I’ve never been too fond of the term “overachiever.” Most people who do and achieve more than the average human tend to be something more like over-doers. That sounds a lot more fitting, considering many of the people you see “overachieving” are probably taking Above And Beyond just a little too far.
The combination of Fear Of Missing Out (FOMO), a strong desire to help people and inspire people, and an (I would argue totally normal) dislike for boredom — and some other things I won’t mention now — I have a tendency to commit to many projects simultaneously … and then wonder why I’m so gosh darn tired all the time.
And why I haven’t seen any of the shows or movies everyone is talking about.
Or why I just heard a Billie Elish song for the first time (I had never heard of her until my day job suddenly required me to know who celebrities are and why they are famous).

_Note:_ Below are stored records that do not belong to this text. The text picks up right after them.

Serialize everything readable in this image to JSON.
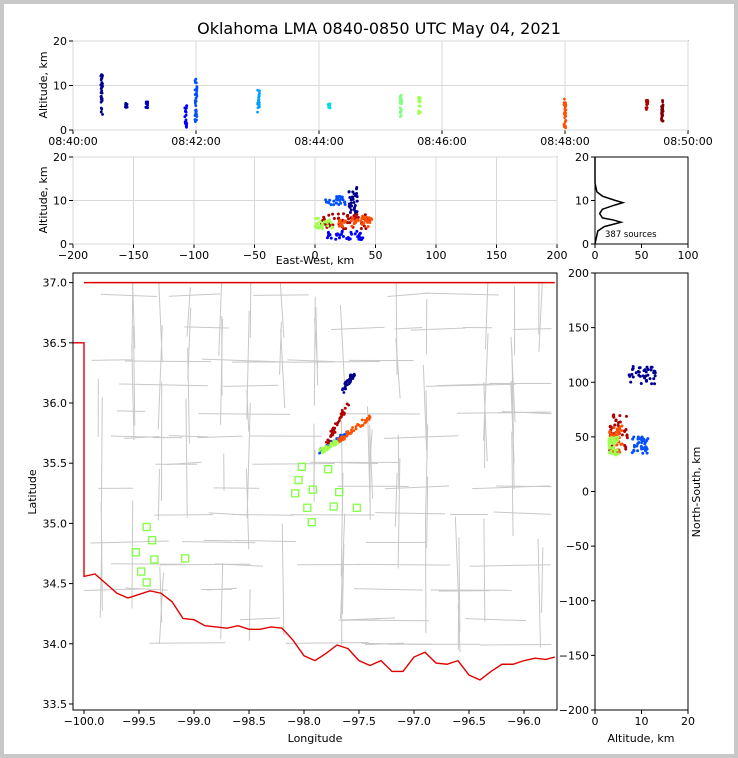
{
  "chart_data": [
    {
      "type": "scatter",
      "panel": "time-altitude",
      "title": "Oklahoma LMA 0840-0850 UTC May 04, 2021",
      "xlabel": "",
      "ylabel": "Altitude, km",
      "xlim": [
        "08:40:00",
        "08:50:00"
      ],
      "ylim": [
        0,
        20
      ],
      "xticks": [
        "08:40:00",
        "08:42:00",
        "08:44:00",
        "08:46:00",
        "08:48:00",
        "08:50:00"
      ],
      "yticks": [
        "0",
        "10",
        "20"
      ],
      "grid": true,
      "clusters": [
        {
          "time": "08:40:28",
          "alt_min": 3.5,
          "alt_max": 13.0,
          "color": "#00008f"
        },
        {
          "time": "08:40:52",
          "alt_min": 5.0,
          "alt_max": 6.0,
          "color": "#00009f"
        },
        {
          "time": "08:41:12",
          "alt_min": 5.0,
          "alt_max": 6.5,
          "color": "#0000bf"
        },
        {
          "time": "08:41:50",
          "alt_min": 0.5,
          "alt_max": 5.5,
          "color": "#0000ff"
        },
        {
          "time": "08:42:00",
          "alt_min": 1.5,
          "alt_max": 11.5,
          "color": "#0050ff"
        },
        {
          "time": "08:43:01",
          "alt_min": 4.0,
          "alt_max": 9.0,
          "color": "#00a0ff"
        },
        {
          "time": "08:44:10",
          "alt_min": 4.5,
          "alt_max": 6.0,
          "color": "#00e0e0"
        },
        {
          "time": "08:45:20",
          "alt_min": 3.0,
          "alt_max": 8.0,
          "color": "#80ff80"
        },
        {
          "time": "08:45:38",
          "alt_min": 3.5,
          "alt_max": 7.5,
          "color": "#a0ff50"
        },
        {
          "time": "08:48:00",
          "alt_min": 0.5,
          "alt_max": 7.0,
          "color": "#ff5000"
        },
        {
          "time": "08:49:20",
          "alt_min": 4.5,
          "alt_max": 7.0,
          "color": "#b00000"
        },
        {
          "time": "08:49:35",
          "alt_min": 1.5,
          "alt_max": 7.0,
          "color": "#800000"
        }
      ]
    },
    {
      "type": "scatter",
      "panel": "east-west-altitude",
      "xlabel": "East-West, km",
      "ylabel": "Altitude, km",
      "xlim": [
        -200,
        200
      ],
      "ylim": [
        0,
        20
      ],
      "xticks": [
        "−200",
        "−150",
        "−100",
        "−50",
        "0",
        "50",
        "100",
        "150",
        "200"
      ],
      "yticks": [
        "0",
        "10",
        "20"
      ],
      "grid": true,
      "groups": [
        {
          "x_min": 8,
          "x_max": 25,
          "alt_min": 9,
          "alt_max": 11,
          "color": "#0050ff"
        },
        {
          "x_min": 28,
          "x_max": 35,
          "alt_min": 7,
          "alt_max": 13,
          "color": "#00008f"
        },
        {
          "x_min": 5,
          "x_max": 45,
          "alt_min": 3.5,
          "alt_max": 7,
          "color": "#b00000"
        },
        {
          "x_min": 0,
          "x_max": 15,
          "alt_min": 3.5,
          "alt_max": 6,
          "color": "#a0ff50"
        },
        {
          "x_min": 20,
          "x_max": 48,
          "alt_min": 4,
          "alt_max": 6.5,
          "color": "#ff5000"
        },
        {
          "x_min": 10,
          "x_max": 40,
          "alt_min": 1,
          "alt_max": 3,
          "color": "#0000ff"
        }
      ]
    },
    {
      "type": "line",
      "panel": "altitude-histogram",
      "xlim": [
        0,
        100
      ],
      "ylim": [
        0,
        20
      ],
      "xticks": [
        "0",
        "50",
        "100"
      ],
      "yticks": [
        "0",
        "10",
        "20"
      ],
      "annotation": "387 sources",
      "profile": [
        {
          "alt": 0,
          "count": 0
        },
        {
          "alt": 1,
          "count": 1
        },
        {
          "alt": 2,
          "count": 2
        },
        {
          "alt": 3,
          "count": 3
        },
        {
          "alt": 4,
          "count": 10
        },
        {
          "alt": 5,
          "count": 28
        },
        {
          "alt": 5.5,
          "count": 20
        },
        {
          "alt": 6,
          "count": 8
        },
        {
          "alt": 7,
          "count": 5
        },
        {
          "alt": 8,
          "count": 8
        },
        {
          "alt": 9,
          "count": 22
        },
        {
          "alt": 9.5,
          "count": 30
        },
        {
          "alt": 10,
          "count": 22
        },
        {
          "alt": 11,
          "count": 8
        },
        {
          "alt": 12,
          "count": 2
        },
        {
          "alt": 13,
          "count": 1
        },
        {
          "alt": 14,
          "count": 0
        },
        {
          "alt": 20,
          "count": 0
        }
      ]
    },
    {
      "type": "scatter",
      "panel": "plan-view",
      "xlabel": "Longitude",
      "ylabel": "Latitude",
      "xlim": [
        -100.1,
        -95.7
      ],
      "ylim": [
        33.45,
        37.08
      ],
      "xticks": [
        "−100.0",
        "−99.5",
        "−99.0",
        "−98.5",
        "−98.0",
        "−97.5",
        "−97.0",
        "−96.5",
        "−96.0"
      ],
      "yticks": [
        "33.5",
        "34.0",
        "34.5",
        "35.0",
        "35.5",
        "36.0",
        "36.5",
        "37.0"
      ],
      "state_border_color": "#e00000",
      "county_line_color": "#c8c8c8",
      "stations": [
        [
          -99.43,
          34.97
        ],
        [
          -99.38,
          34.86
        ],
        [
          -99.53,
          34.76
        ],
        [
          -99.36,
          34.7
        ],
        [
          -99.08,
          34.71
        ],
        [
          -99.48,
          34.6
        ],
        [
          -99.43,
          34.51
        ],
        [
          -98.02,
          35.47
        ],
        [
          -98.05,
          35.36
        ],
        [
          -98.08,
          35.25
        ],
        [
          -97.92,
          35.28
        ],
        [
          -97.97,
          35.13
        ],
        [
          -97.93,
          35.01
        ],
        [
          -97.78,
          35.45
        ],
        [
          -97.68,
          35.26
        ],
        [
          -97.73,
          35.14
        ],
        [
          -97.52,
          35.13
        ]
      ],
      "groups": [
        {
          "lon_min": -97.65,
          "lon_max": -97.55,
          "lat_min": 36.1,
          "lat_max": 36.25,
          "color": "#00008f"
        },
        {
          "lon_min": -97.85,
          "lon_max": -97.6,
          "lat_min": 35.6,
          "lat_max": 35.75,
          "color": "#0050ff"
        },
        {
          "lon_min": -97.7,
          "lon_max": -97.4,
          "lat_min": 35.68,
          "lat_max": 35.88,
          "color": "#ff5000"
        },
        {
          "lon_min": -97.85,
          "lon_max": -97.7,
          "lat_min": 35.6,
          "lat_max": 35.68,
          "color": "#a0ff50"
        },
        {
          "lon_min": -97.8,
          "lon_max": -97.6,
          "lat_min": 35.65,
          "lat_max": 36.0,
          "color": "#b00000"
        }
      ]
    },
    {
      "type": "scatter",
      "panel": "altitude-north-south",
      "xlabel": "Altitude, km",
      "ylabel": "North-South, km",
      "xlim": [
        0,
        20
      ],
      "ylim": [
        -200,
        200
      ],
      "xticks": [
        "0",
        "10",
        "20"
      ],
      "yticks": [
        "−200",
        "−150",
        "−100",
        "−50",
        "0",
        "50",
        "100",
        "150",
        "200"
      ],
      "groups": [
        {
          "alt_min": 7,
          "alt_max": 13,
          "y_min": 98,
          "y_max": 115,
          "color": "#00008f"
        },
        {
          "alt_min": 8,
          "alt_max": 11.5,
          "y_min": 35,
          "y_max": 50,
          "color": "#0050ff"
        },
        {
          "alt_min": 3,
          "alt_max": 7,
          "y_min": 35,
          "y_max": 80,
          "color": "#b00000"
        },
        {
          "alt_min": 3,
          "alt_max": 6,
          "y_min": 35,
          "y_max": 60,
          "color": "#ff5000"
        },
        {
          "alt_min": 3,
          "alt_max": 5,
          "y_min": 33,
          "y_max": 50,
          "color": "#a0ff50"
        }
      ]
    }
  ]
}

I like having things to do. Especially writing things. It gives my creative energy somewhere constructive to go, it makes me feel like I’m contributing something to the world. But most importantly, writing commitments are a significant source of social contact in my everyday life. I like getting to know other creative people and share ideas and learn from people who might have more experience or greater/different knowledge than me in certain areas.
But sometimes, doing a lot is not a good thing. It’s not a good thing for the editors waiting until the last minute for my work and it’s not good for my mental health.
Finding balance as a writer — in not just work but also in all the things you want to do in your life — is not easy. In fact, it may not even be possible to ever find perfect balance because things are constantly in motion and you have to learn to adapt to change in an instant.